Who Owns Which Code?

Merchant’s Dev Team

  • Hydrogen front end: Building all UX, React pages, components, custom routing.
  • Integration logic: Ensuring cart attributes and discount codes get applied.
  • Testing & QA: Verifying that the personalization is correct (e.g., right discount shown, correct creator brand assets, etc.).

CreatorCommerce

  • Affiliate/creator management: Providing and maintaining the metaobject schema, discount code logic, affiliate link tracking, etc.
  • Support & API: Supplying documentation and endpoints for retrieving discount codes, creator data, or verifying cart attributes.
  • Order/customer tagging: Once the order is placed, CreatorCommerce applies relevant tags in Shopify for reporting.
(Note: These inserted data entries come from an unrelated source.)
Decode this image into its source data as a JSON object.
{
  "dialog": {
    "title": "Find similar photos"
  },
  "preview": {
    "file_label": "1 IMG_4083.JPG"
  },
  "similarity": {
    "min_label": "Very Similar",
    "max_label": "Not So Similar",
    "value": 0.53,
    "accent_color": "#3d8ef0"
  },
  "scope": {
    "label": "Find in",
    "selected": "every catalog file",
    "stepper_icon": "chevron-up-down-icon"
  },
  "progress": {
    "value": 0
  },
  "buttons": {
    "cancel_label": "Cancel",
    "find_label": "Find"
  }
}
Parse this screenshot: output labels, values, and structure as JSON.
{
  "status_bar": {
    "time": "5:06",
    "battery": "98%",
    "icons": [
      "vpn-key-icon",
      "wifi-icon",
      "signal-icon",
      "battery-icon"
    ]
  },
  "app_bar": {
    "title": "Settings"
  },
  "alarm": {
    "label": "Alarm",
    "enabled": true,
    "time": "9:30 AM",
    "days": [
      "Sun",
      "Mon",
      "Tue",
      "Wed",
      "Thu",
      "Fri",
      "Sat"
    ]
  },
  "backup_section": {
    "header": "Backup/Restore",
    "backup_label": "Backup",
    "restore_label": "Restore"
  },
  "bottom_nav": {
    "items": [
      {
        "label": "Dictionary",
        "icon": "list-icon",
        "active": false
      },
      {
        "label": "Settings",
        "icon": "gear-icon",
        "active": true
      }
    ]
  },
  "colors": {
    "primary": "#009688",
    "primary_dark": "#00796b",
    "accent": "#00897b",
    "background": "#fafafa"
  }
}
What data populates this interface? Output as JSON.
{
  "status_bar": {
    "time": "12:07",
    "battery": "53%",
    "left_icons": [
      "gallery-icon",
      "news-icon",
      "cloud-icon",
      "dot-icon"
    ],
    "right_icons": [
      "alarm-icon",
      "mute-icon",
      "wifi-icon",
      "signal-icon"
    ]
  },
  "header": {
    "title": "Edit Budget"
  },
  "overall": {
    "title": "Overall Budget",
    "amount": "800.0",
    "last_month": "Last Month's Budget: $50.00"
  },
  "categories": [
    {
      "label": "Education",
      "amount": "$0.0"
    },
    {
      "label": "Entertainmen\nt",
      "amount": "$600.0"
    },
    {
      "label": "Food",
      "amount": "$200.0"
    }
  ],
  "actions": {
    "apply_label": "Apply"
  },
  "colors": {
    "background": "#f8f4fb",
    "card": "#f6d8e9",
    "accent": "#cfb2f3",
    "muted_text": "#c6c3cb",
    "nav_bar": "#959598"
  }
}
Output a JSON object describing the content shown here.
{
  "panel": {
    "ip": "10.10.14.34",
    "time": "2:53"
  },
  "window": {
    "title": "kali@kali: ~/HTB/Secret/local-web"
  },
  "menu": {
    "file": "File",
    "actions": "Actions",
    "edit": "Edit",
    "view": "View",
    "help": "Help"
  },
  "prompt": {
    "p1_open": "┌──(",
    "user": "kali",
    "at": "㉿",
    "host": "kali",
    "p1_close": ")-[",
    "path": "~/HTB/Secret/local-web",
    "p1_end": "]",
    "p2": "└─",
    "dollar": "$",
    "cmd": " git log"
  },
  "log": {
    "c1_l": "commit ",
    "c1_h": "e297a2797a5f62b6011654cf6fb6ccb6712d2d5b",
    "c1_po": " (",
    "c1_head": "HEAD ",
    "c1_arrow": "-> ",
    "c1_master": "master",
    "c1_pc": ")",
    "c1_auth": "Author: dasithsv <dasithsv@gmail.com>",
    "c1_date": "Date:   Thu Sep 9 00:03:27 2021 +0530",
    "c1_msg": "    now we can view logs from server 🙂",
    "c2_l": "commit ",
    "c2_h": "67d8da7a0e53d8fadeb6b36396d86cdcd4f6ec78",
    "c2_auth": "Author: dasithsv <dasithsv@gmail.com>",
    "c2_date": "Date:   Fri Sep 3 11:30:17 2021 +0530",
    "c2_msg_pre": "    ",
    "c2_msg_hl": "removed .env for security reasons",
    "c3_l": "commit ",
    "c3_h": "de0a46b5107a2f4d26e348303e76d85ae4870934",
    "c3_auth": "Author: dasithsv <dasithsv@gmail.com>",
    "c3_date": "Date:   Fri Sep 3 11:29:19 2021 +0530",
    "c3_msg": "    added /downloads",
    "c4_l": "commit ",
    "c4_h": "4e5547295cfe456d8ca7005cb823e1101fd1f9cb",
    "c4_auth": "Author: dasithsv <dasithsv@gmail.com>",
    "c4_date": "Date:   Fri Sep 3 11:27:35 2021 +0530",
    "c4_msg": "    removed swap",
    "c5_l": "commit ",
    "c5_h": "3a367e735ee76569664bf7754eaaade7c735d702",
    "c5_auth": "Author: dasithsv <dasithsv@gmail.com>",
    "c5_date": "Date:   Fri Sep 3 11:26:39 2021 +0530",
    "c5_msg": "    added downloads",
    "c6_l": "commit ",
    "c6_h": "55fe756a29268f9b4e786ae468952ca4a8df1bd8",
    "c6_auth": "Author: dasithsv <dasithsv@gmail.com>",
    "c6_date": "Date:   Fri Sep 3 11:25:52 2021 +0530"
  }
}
Key Considerations for an eCommerce manager

  1. Resource planning:
    • Developing headless experiences requires more in-house or contracted dev resources to implement front-end features.
    • Confirm your team has the React/Node/Hydrogen expertise to build a robust store experience.
  2. Coordination:
    • Since CreatorCommerce handles the affiliate data model, ensure you communicate changes in campaigns or discount structures to the dev team.
    • The dev team must update front-end logic accordingly.
  3. Testing & Validation:
    • Before launch, thoroughly test affiliate link flows, discount applications, and how data from the Creator metaobject is displayed.
    • Confirm that the final checkout total matches the displayed discount, and that customers and orders are tagged correctly in Shopify.
  4. Scalability:
    • Plan for multiple creators, each with unique branding, discount, or recommended products. Your dev team’s front-end design should handle many co-branded experiences without duplicating too much code.

Wrapping Up

A headless approach with Hydrogen offers maximum flexibility for building a bespoke storefront. However, it also shifts responsibility for many tasks—like the front-end display of affiliate data and discount logic—onto your dev team. CreatorCommerce still manages the underlying data (via metaobjects) and affiliate logic (via the SDK and discount API), but you decide how to pull and present that data in your custom setup.

By clearly delineating these jobs-to-be-done—and knowing exactly where CreatorCommerce’s tools end and your custom headless build begins—you’ll streamline your workflow and keep your co-branded experiences running smoothly.